De absolute hit. Via de touwbrug naar de overkant en door de sloot weer terug.

vrijdag 20 september 2013

Sophie en de Chinese mevrouw.

Sophie gaat boodschappen doen. Niet omdat ze dat zo leuk vind, en niet omdat ze honger heeft, of geen toiletpapier meer heeft, maar ze wil cakepops maken en mamma heeft geen beslag meer. Mamma heeft dan geen beslag meer. Maar mamma wil toch geen cake bakken? Dus wie heeft er nu geen beslag meer?” Moppert mamma. Mamma moppert altijd overal op. Daar is ze mamma voor zegt ze. Sophie vind dat maar stom. En dat mamma geen cakemeel heeft, is ook al stom.
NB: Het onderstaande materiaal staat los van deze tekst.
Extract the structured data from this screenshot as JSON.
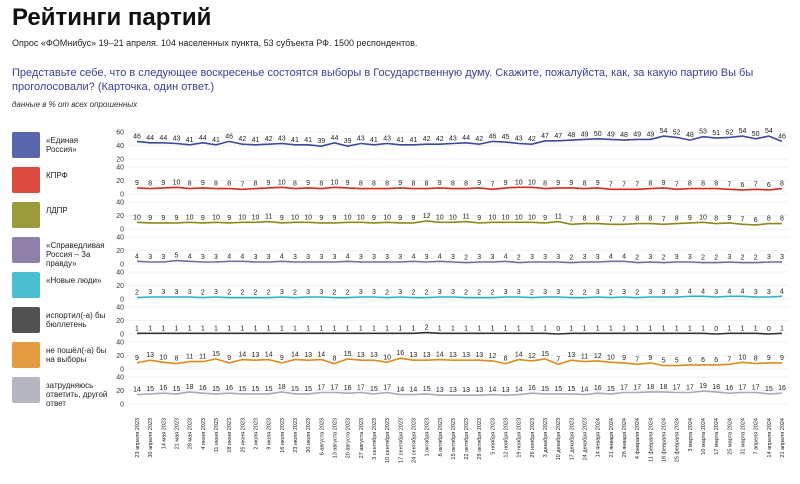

Sophie huppelt naar de winkel. Met geld in haar ene broekzak, en een bonuskaart in de andere. Want je weet maar nooit of er toevallig bonus aanbiedingen zijn. Sophie vind mamma heel vaak stom. Volgens mamma komt dat omdat ze zo op elkaar lijken. Hoe dom is dat! Mamma is al oud en grijs en gerimpeld en zelf is ze blond en altijd vrolijk aan het stuiteren. Boordevol ideeën zit ze. Cakepops maken bijvoorbeeld als je uit school komt. Hoe gaaf is dat! En dan zoveel alvast proeven dat je bij het avondeten vol zit en geen bietjes meer lust. Slim is ze dus ook al zegt ze het zelf.

Cakemeel met kaneel; cakemeel met prinsessen en draken op de verpakking; cakemeel in een akelig saai pak; en cakemeel met honing. Cakemeel met honing. Wat vreemd. 1 pak is in de aanbieding, maar dan zelfs nog duurder dan die met honing. Ze pakt een pak meel met honing en loopt naar de tijdschriften. Daar mag je als kind niet komen van de manager, maar als je slim bent; wacht je op een mevrouw die tijdschriften gaat uitzoeken. Eigenlijk doen al die vrouwen hetzelfde: ze pakken een V.T wonen en bladeren daar dan door. Als ze zich onbespied wanen, leggen ze de V.T wonen weer terug om achteloos een Privé te pakken en daar gaan ze dan in lezen. Niet bladeren, nee lezen! Zelf kun je dan al op de grond zitten. Op je knieën en dan ook lekker lezen. Want die boze manager denkt dan dat je bij die mevrouw hoort. En dan durft hij je niet weg te sturen. Soms maakt een dame heel snel haar keuze en moet je opstaan en weer om het hoekje wachten tot de volgende mevrouw een woonblad pakt. Dan weet je dat je weer verder kunt lezen.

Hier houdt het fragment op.